Here, stable leadership matters. Deterrence requires institutions that persist and leaders who can plan and exercise across years. A rotating cast cannot build the muscle memory that resilience demands. The Trump administration’s removal of senior continuity and cybersecurity officials and the partisan fights that followed risks politicizing essential security roles and further eroding already limited institutional capacity.

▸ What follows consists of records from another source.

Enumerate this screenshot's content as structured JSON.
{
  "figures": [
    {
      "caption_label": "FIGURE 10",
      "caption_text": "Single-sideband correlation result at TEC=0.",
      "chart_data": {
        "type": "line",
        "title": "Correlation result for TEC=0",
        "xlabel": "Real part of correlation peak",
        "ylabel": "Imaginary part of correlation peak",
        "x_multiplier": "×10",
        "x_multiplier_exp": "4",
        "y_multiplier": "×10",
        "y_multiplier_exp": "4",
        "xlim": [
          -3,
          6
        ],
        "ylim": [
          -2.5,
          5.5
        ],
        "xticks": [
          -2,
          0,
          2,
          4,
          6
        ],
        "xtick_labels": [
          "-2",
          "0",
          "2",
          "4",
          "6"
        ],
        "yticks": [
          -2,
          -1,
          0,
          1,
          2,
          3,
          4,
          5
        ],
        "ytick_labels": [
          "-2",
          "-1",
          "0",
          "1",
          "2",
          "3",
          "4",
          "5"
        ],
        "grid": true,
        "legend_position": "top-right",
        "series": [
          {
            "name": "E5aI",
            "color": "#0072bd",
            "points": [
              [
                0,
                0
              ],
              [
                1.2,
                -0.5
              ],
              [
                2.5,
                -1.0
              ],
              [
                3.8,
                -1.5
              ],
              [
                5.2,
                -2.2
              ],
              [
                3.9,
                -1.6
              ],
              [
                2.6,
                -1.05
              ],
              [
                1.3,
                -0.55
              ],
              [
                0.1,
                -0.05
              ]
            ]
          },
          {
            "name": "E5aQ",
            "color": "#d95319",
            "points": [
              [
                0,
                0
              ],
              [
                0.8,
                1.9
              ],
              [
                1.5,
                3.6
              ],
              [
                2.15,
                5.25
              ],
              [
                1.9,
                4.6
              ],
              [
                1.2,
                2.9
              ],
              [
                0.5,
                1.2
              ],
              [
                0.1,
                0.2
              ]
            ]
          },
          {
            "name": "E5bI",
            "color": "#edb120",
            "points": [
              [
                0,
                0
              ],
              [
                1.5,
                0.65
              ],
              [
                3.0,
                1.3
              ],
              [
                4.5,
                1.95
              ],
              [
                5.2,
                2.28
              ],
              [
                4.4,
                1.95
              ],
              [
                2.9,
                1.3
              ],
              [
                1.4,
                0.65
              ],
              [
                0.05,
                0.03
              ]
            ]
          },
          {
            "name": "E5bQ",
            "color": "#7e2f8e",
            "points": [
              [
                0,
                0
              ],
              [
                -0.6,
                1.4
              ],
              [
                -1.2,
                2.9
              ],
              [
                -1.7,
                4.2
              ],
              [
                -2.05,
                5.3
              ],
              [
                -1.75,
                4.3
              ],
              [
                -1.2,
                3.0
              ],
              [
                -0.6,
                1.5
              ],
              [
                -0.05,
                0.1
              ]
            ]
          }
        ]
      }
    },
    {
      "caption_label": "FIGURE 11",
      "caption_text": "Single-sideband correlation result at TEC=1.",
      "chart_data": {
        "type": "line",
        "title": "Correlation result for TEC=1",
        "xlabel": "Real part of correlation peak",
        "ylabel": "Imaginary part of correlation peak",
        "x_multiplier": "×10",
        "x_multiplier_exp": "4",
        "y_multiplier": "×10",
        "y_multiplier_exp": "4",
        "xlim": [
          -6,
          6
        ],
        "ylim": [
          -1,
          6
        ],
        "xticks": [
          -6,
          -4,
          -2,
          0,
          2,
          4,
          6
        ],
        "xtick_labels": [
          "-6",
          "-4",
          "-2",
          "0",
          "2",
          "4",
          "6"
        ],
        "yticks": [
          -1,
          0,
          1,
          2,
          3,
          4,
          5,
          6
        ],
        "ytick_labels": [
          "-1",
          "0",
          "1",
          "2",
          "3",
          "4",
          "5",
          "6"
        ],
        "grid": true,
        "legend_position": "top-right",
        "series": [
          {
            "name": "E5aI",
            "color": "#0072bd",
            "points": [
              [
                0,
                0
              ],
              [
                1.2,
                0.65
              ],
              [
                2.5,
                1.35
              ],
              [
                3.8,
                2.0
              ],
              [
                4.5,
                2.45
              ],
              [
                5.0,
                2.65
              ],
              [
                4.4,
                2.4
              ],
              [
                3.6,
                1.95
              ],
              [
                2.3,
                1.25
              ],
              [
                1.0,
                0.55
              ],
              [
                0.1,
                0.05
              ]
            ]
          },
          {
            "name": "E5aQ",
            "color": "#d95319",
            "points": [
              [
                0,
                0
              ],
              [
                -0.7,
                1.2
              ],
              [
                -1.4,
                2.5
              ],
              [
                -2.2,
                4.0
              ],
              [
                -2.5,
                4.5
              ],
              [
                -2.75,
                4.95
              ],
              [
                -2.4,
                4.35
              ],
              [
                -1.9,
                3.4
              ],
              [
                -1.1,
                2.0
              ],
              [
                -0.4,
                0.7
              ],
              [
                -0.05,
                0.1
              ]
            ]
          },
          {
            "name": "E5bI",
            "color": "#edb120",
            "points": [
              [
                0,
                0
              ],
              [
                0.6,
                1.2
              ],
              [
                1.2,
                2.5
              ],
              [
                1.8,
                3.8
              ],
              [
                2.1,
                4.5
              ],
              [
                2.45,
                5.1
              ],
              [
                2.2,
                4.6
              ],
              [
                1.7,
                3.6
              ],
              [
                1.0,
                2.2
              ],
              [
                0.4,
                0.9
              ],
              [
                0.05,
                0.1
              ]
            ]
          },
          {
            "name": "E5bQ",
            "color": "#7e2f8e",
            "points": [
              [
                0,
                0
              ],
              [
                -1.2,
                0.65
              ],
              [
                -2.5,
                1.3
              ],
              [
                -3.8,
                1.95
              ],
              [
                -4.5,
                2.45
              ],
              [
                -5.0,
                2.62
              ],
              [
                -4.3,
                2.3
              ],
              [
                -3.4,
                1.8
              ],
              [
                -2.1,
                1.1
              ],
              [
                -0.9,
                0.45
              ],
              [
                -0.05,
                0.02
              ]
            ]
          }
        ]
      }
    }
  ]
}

Building a more resilient state and society will require large-scale mobilization, and it will not be cheap. But prevention costs far less than recovery. Studies by the National Institute of Building Sciences show that every dollar invested in disaster mitigation—reinforcing infrastructure, upgrading electrical systems, improving flood defenses—saves an average of six dollars in avoided losses. Washington’s current spending suggests that it understands that calculation. The Department of Energy’s Grid Resilience and Innovation Partnerships program dedicates more than $10 billion to harden transmission and distribution systems by replacing aging equipment, installing smart sensors, and expanding underground lines. It also supports microgrids that can disconnect from the main electric grid when necessary, reducing outage duration by maintaining localized power during disruptions. The 2021 Infrastructure Investment and Jobs Act adds over $50 billion for climate and hazard mitigation, including flood control, wildfire prevention, and upgrades to highways, bridges, and rail lines to withstand extreme weather. What remains missing is a coherent strategy that ties these efforts across sectors and agencies into a unified national resilience system.
The next war will not announce itself with a salvo. It will begin with flickering screens, silent phones, and control rooms that suddenly do not respond. The United States must act now to close existing vulnerabilities before they are exploited and to prevent new ones from emerging. By embracing a strategy of total defense fit for a world of total war, Washington can help prevent future Littlefields—and the chaos that would follow.